As to me needing to ask him, I don't. I have read the research and I have debated the point with recording engineers who think anything called "noise" must be a bad thing. No amount of explaining the science goes anywhere. And lest you think subjectivists only live here, they also live there and they will often tell you adding dither made the sound worse, not better. And there are endless debates as what to add. Here is some random googles into their forum: http://www.gearslutz.com/board/post-...-question.html

"Okay, question about something that I feel like I should know but I don't. I understand dithering and noise shaping, but my question is about the use of noise shaping without dithering. The file is going to be 16bit wav in 16bit wav out so I don't need to dither, but I was wondering what effect noise shaping could have without dithering. In theory, could noise shaping lower the perceived white noise present in the raw file? Or would noise shaping cause more problems? Thanks!"

Translation: he thinks noise shaping is for shaping noise that is already in his recording! Not as an aide to lower the distortion that gets added when you reduce bit depth.

http://www.gearslutz.com/board/maste...at-dither.html

"I know it should be the contrary, but in my experience noise shaped dither is more audible then TDPF dither."

"Noise shaped dither is just asking for trouble. Who really thinks that the product is always going to be played back on a flat system? No, its often played back with the treble boosted."

"Doesn't noise shaping add high frequency noise that is capable of distorting certain playback systems? If that's the case, then I would rather just go with flat dither noise. I don't mind a little subtle noise in my recordings."

"Leave the noise-shaping off, and personally I would focus my energy (Har!) elsewhere."

"If you think it may go through another process, then TPDF dither with no noise shaping is probably a good bet, since it results in pretty well white noise. If it's for final delivery, just listen, pick one you like, and stop worrying about it."

'Just experience ... every dither option sound different so if you are happy with your master before dithering you should take 2-3 minutes to decide and test which one you would like to use on the given material. It does affect the sound though of course this is a very little step in the whole process"

And the final post:
"If, as you say, you like your sound before dithering, the dither that will have the least effect on that sound will be plain old flat vanilla TPDF. That's why many mastering engineers use it more often than the shaped dithers."
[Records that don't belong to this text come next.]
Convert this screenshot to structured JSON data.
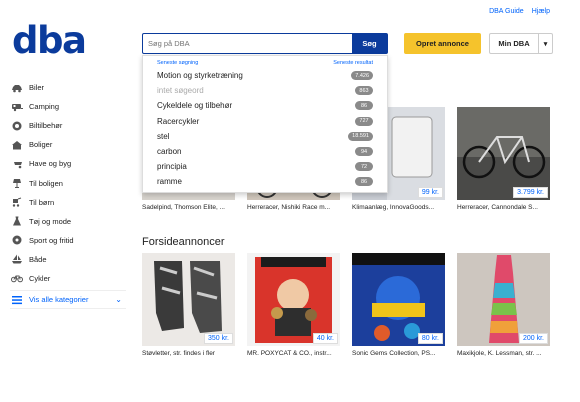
{
  "header": {
    "logo": "dba",
    "links": [
      "DBA Guide",
      "Hjælp"
    ],
    "search_placeholder": "Søg på DBA",
    "search_button": "Søg",
    "create_button": "Opret annonce",
    "mydba_button": "Min DBA"
  },
  "sidebar": {
    "items": [
      {
        "label": "Biler",
        "icon": "car-icon"
      },
      {
        "label": "Camping",
        "icon": "caravan-icon"
      },
      {
        "label": "Biltilbehør",
        "icon": "tire-icon"
      },
      {
        "label": "Boliger",
        "icon": "house-icon"
      },
      {
        "label": "Have og byg",
        "icon": "wheelbarrow-icon"
      },
      {
        "label": "Til boligen",
        "icon": "lamp-icon"
      },
      {
        "label": "Til børn",
        "icon": "stroller-icon"
      },
      {
        "label": "Tøj og mode",
        "icon": "dress-icon"
      },
      {
        "label": "Sport og fritid",
        "icon": "ball-icon"
      },
      {
        "label": "Både",
        "icon": "boat-icon"
      },
      {
        "label": "Cykler",
        "icon": "bicycle-icon"
      }
    ],
    "more": "Vis alle kategorier"
  },
  "suggestions": {
    "left_heading": "Seneste søgning",
    "right_heading": "Seneste resultat",
    "items": [
      {
        "label": "Motion og styrketræning",
        "count": "7.426",
        "muted": false
      },
      {
        "label": "intet søgeord",
        "count": "863",
        "muted": true
      },
      {
        "label": "Cykeldele og tilbehør",
        "count": "86",
        "muted": false
      },
      {
        "label": "Racercykler",
        "count": "727",
        "muted": false
      },
      {
        "label": "stel",
        "count": "18.591",
        "muted": false
      },
      {
        "label": "carbon",
        "count": "94",
        "muted": false
      },
      {
        "label": "principia",
        "count": "72",
        "muted": false
      },
      {
        "label": "ramme",
        "count": "86",
        "muted": false
      }
    ]
  },
  "top_row": [
    {
      "caption": "Sadelpind, Thomson Elite, ...",
      "price": ""
    },
    {
      "caption": "Herreracer, Nishiki Race m...",
      "price": ""
    },
    {
      "caption": "Klimaanlæg, InnovaGoods...",
      "price": "99 kr."
    },
    {
      "caption": "Herreracer, Cannondale S...",
      "price": "3.799 kr."
    }
  ],
  "featured": {
    "title": "Forsideannoncer",
    "items": [
      {
        "caption": "Støvletter, str. findes i fler",
        "price": "350 kr."
      },
      {
        "caption": "MR. POXYCAT & CO., instr...",
        "price": "40 kr."
      },
      {
        "caption": "Sonic Gems Collection, PS...",
        "price": "80 kr."
      },
      {
        "caption": "Maxikjole, K. Lessman, str. ...",
        "price": "200 kr."
      }
    ]
  },
  "colors": {
    "brand": "#0b3b9c",
    "accent": "#f5c32c",
    "link": "#0063fb"
  }
}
So no, what you said has no foundation. It is a prayer. You also keep confusing the research to mean 16 bits = CD. That is not the same thing. CD has a limited bandwidth of 22 Khz. For noise shaping to work well, you want to push the noise well into ultrasonics so that we know we can't hear them and they readily get filtered out. Pushing them in frequencies above mid audio band as the previous graph showed is not the most comfortable place to put it. That is why the research paper that produces that graph, has the recommendation of 58 Khz as the lowest sampling rate (among other reasons). As a minimum you like to have 48 Khz. This *may* explain the dissatisfaction some of the Pros have with regards to its audibility.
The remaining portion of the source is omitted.